Even at the commencement of the ordinary programme of the evening (Gorla was not due to appear till late in the list) the theatre was crowded with a throng of chattering, expectant human beings; it seemed as though every one had come early to see every one else arrive.  As a matter of fact it was the rumour-heralded arrival of one personage in particular that had drawn people early to their seats and given a double edge to the expectancy of the moment.
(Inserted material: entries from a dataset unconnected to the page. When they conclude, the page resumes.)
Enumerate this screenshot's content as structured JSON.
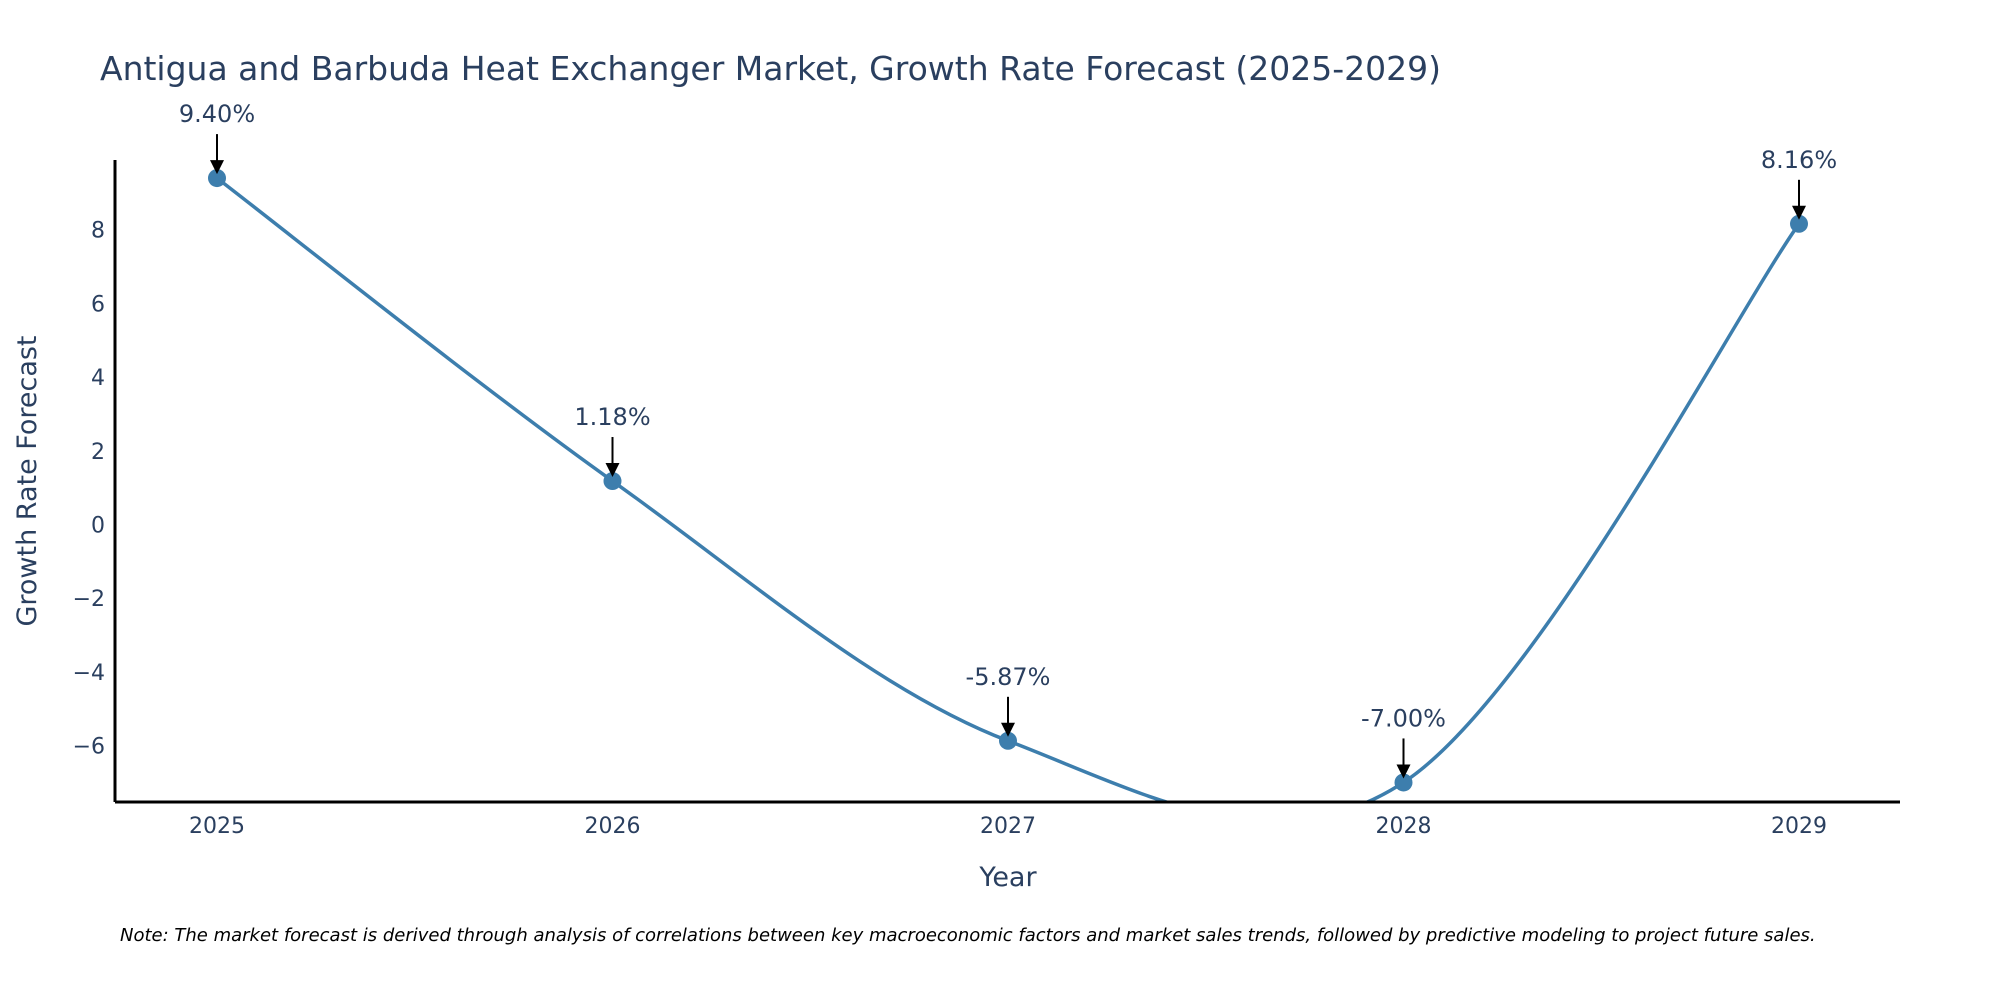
{
  "chart_data": {
    "type": "line",
    "title": "Antigua and Barbuda Heat Exchanger Market, Growth Rate Forecast (2025-2029)",
    "xlabel": "Year",
    "ylabel": "Growth Rate Forecast",
    "categories": [
      "2025",
      "2026",
      "2027",
      "2028",
      "2029"
    ],
    "series": [
      {
        "name": "Growth Rate Forecast",
        "values": [
          9.4,
          1.18,
          -5.87,
          -7.0,
          8.16
        ],
        "labels": [
          "9.40%",
          "1.18%",
          "-5.87%",
          "-7.00%",
          "8.16%"
        ]
      }
    ],
    "ylim": [
      -7.6,
      9.8
    ],
    "yticks": [
      -6,
      -4,
      -2,
      0,
      2,
      4,
      6,
      8
    ],
    "ytick_labels": [
      "−6",
      "−4",
      "−2",
      "0",
      "2",
      "4",
      "6",
      "8"
    ],
    "grid": false,
    "line_shape": "spline",
    "colors": {
      "line": "#3d7ead",
      "marker": "#3d7ead",
      "arrow": "#000000",
      "axis": "#000000"
    }
  },
  "note": "Note: The market forecast is derived through analysis of correlations between key macroeconomic factors and market sales trends, followed by predictive modeling to project future sales."
}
At first sight and first hearing the bulk of the audience seemed to comprise representatives of the chief European races in well-distributed proportions, but if one gave it closer consideration it could be seen that the distribution was geographically rather than ethnographically diversified.  Men and women there were from Paris, Munich, Rome, Moscow and Vienna, from Sweden and Holland and divers other cities and countries, but in the majority of cases the Jordan Valley had supplied their forefathers with a common cradle-ground.  The lack of a fire burning on a national altar seemed to have drawn them by universal impulse to the congenial flare of the footlights, whether as artists, producers, impresarios, critics, agents, go-betweens, or merely as highly intelligent and fearsomely well-informed spectators.  They were prominent in the chief seats, they were represented, more sparsely but still in fair numbers, in the cheaper places, and everywhere they were voluble, emphatic, sanguine or sceptical, prodigal of word and gesture, with eyes that seemed to miss nothing and acknowledge nothing, and a general restless dread of not being seen and noticed.  Of the theatre-going London public there was also a fair muster, more particularly centred in the less expensive parts of the house, while in boxes, stalls and circles a sprinkling of military uniforms gave an unfamiliar tone to the scene in the eyes of those who had not previously witnessed a first-night performance under the new conditions.